Curious if you’ve experimented with forcing the agent to justify why it chose silencing vs structural fix in concurrency cases like this.

Joshua Brackin • Jun 29

The repair-preference distinction is the right frame, and it's the part most "agents can't do concurrency" takes miss. The agent isn't choosing pragmatic suppression over strict correctness on purpose. It has no separate notion of "safe" to weigh against "green," so it isn't really choosing between them at all. It takes the shortest path the compiler accepts.

That's also why I'm skeptical of the "make it justify the tradeoff" lever, even though I wanted it to work. A model that just wrote @unchecked Sendable to clear an error is very good at writing a confident paragraph about why that was the reasonable call. The justification reads fine and the race is still there. Self-explanation tends to rationalize the cheap fix, not catch it.
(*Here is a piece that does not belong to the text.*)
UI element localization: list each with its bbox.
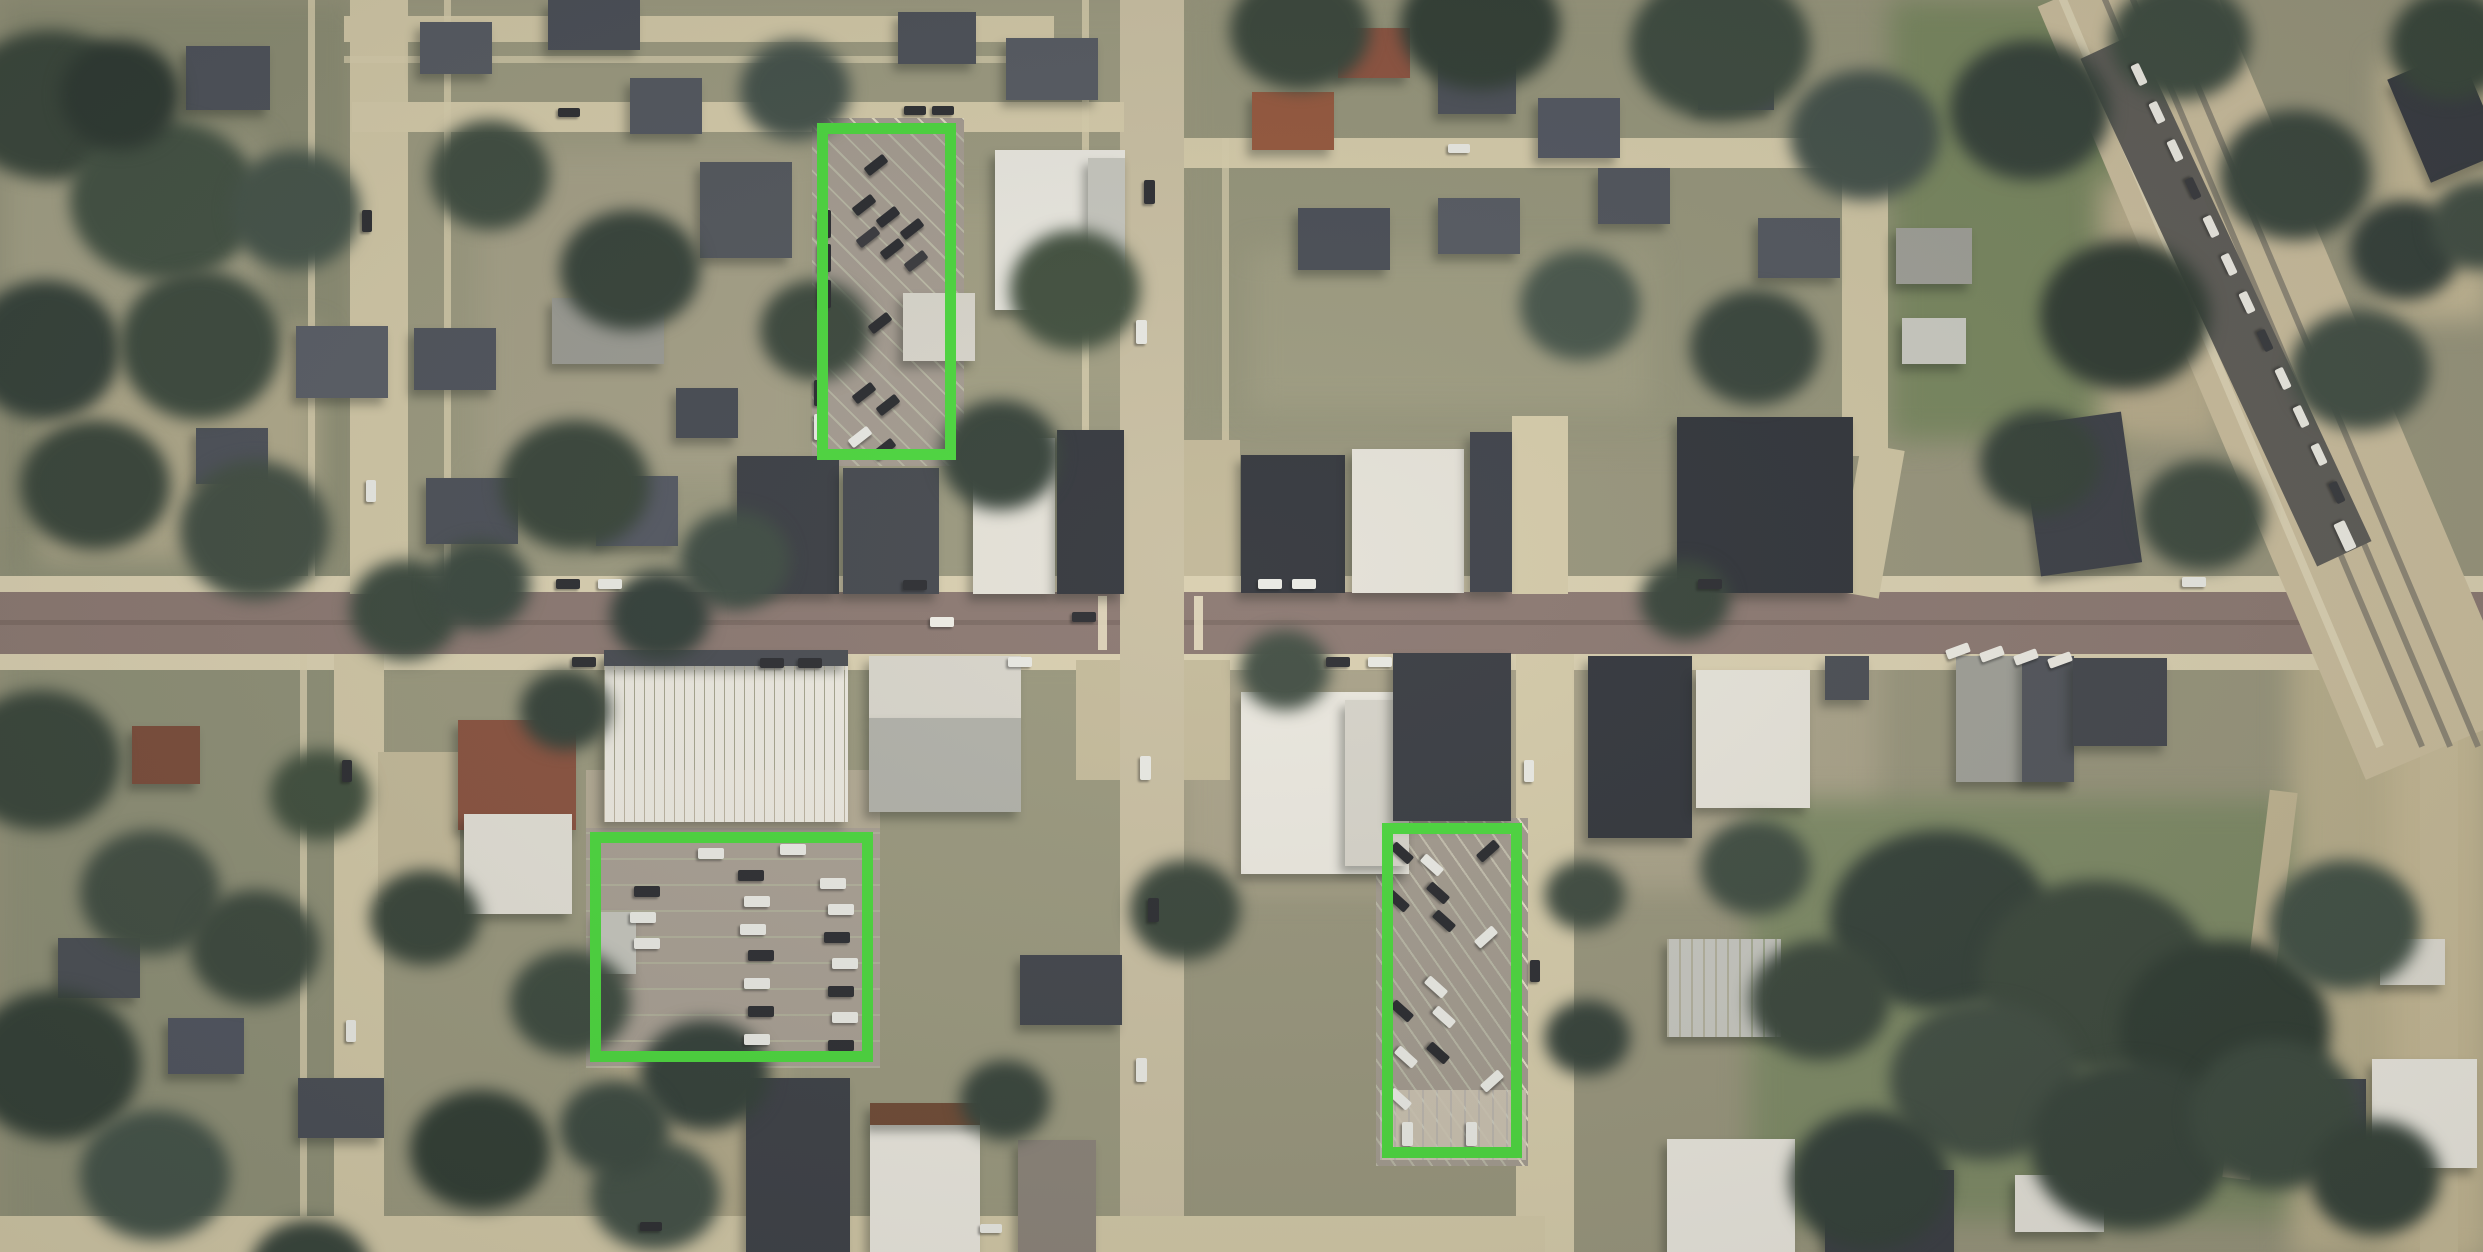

Where I've gotten traction is the other direction: less asking the model why it did something, more having the loop check something the model can't talk its way around. And worth saying @unchecked Sendable is a real tool, when there's actual synchronization behind it. The tell is reaching for it with nothing behind it.

Pon • Jun 30

Swap strict concurrency for authorization and your whole post reprints itself. An IDOR, or an RLS policy left at USING (true), compiles fine and passes its tests, because the tests run as one honest user -- so the security version of your race, a second user reading the first one's rows, never fires on a quiet test run. Same 'no red to chase.' @unchecked Sendable and USING (true) are the same species: a hand-written promise to a checker with nothing behind it. The agent writes both for the reason you named -- no separate notion of 'safe' to weigh against 'green,' so it takes the shortest edit the checker accepts. Your traction direction is where I landed too: stop asking the model why, make the loop check the thing it can't narrate around. For the auth slice that's a test that logs in as the wrong user -- the one check a confident paragraph can't satisfy, same as a race it can't talk out of existence. The by-hand diff scan you're stuck doing for @unchecked Sendable is the exact manual pass I'm trying to kill for the authorization equivalents.

Joshua Brackin • Jun 30

The RLS USING (true) parallel is exact, and I think both tests stay green for the same reason: one actor on the happy path. A race needs a second task to fire before anything goes wrong, and by your mapping an IDOR needs a second user reading the first one's rows. The default test instantiates neither, so the model writes the permissive thing and nothing on the board turns red. The shape that's worked for the race case is making the test carry the adversary, not the assertion. Not "assert the user sees their data," but spin up the concurrent writer that should corrupt state and check that it can't. Your wrong-user login is the same move one domain over. A confident paragraph can't satisfy either one, because the failure lives in a state the model never has to narrate. The by-hand diff scan is the part I most want gone, and I don't have it solved. Have you found anything that flags the permissive-edit class before it ships, or are you still reading every diff too?

Pon • Jul 1

Still reading diffs, partly. But the direction I've been building is the one you landed on for the race, pushed one step earlier: don't trust that the adversary test exists. Your make-the-test-carry-the-adversary move works when there's a test at all. The case that gets me is the vibecoded app where nobody wrote the wrong-user login, so there's no red to launder in the first place and no diff-reader watching either. So instead of asking the loop to catch a bad fix, I flag the permissive edit by its shape before any test runs. USING (true) on a table that holds user rows, a policy that never once references auth.uid(), a grant handed to the anon role. Those read as permissive by construction, the same way @unchecked Sendable with no lock behind it does. You don't need to run the race to know the promise is empty, you can see it's empty sitting in the diff. The hard part is the false-positive line, because USING (true) is genuinely right for a public lookup table, so it's less ban-the-pattern and more surface it and make someone say out loud that this one's intentional. That last part is what I'm still tuning.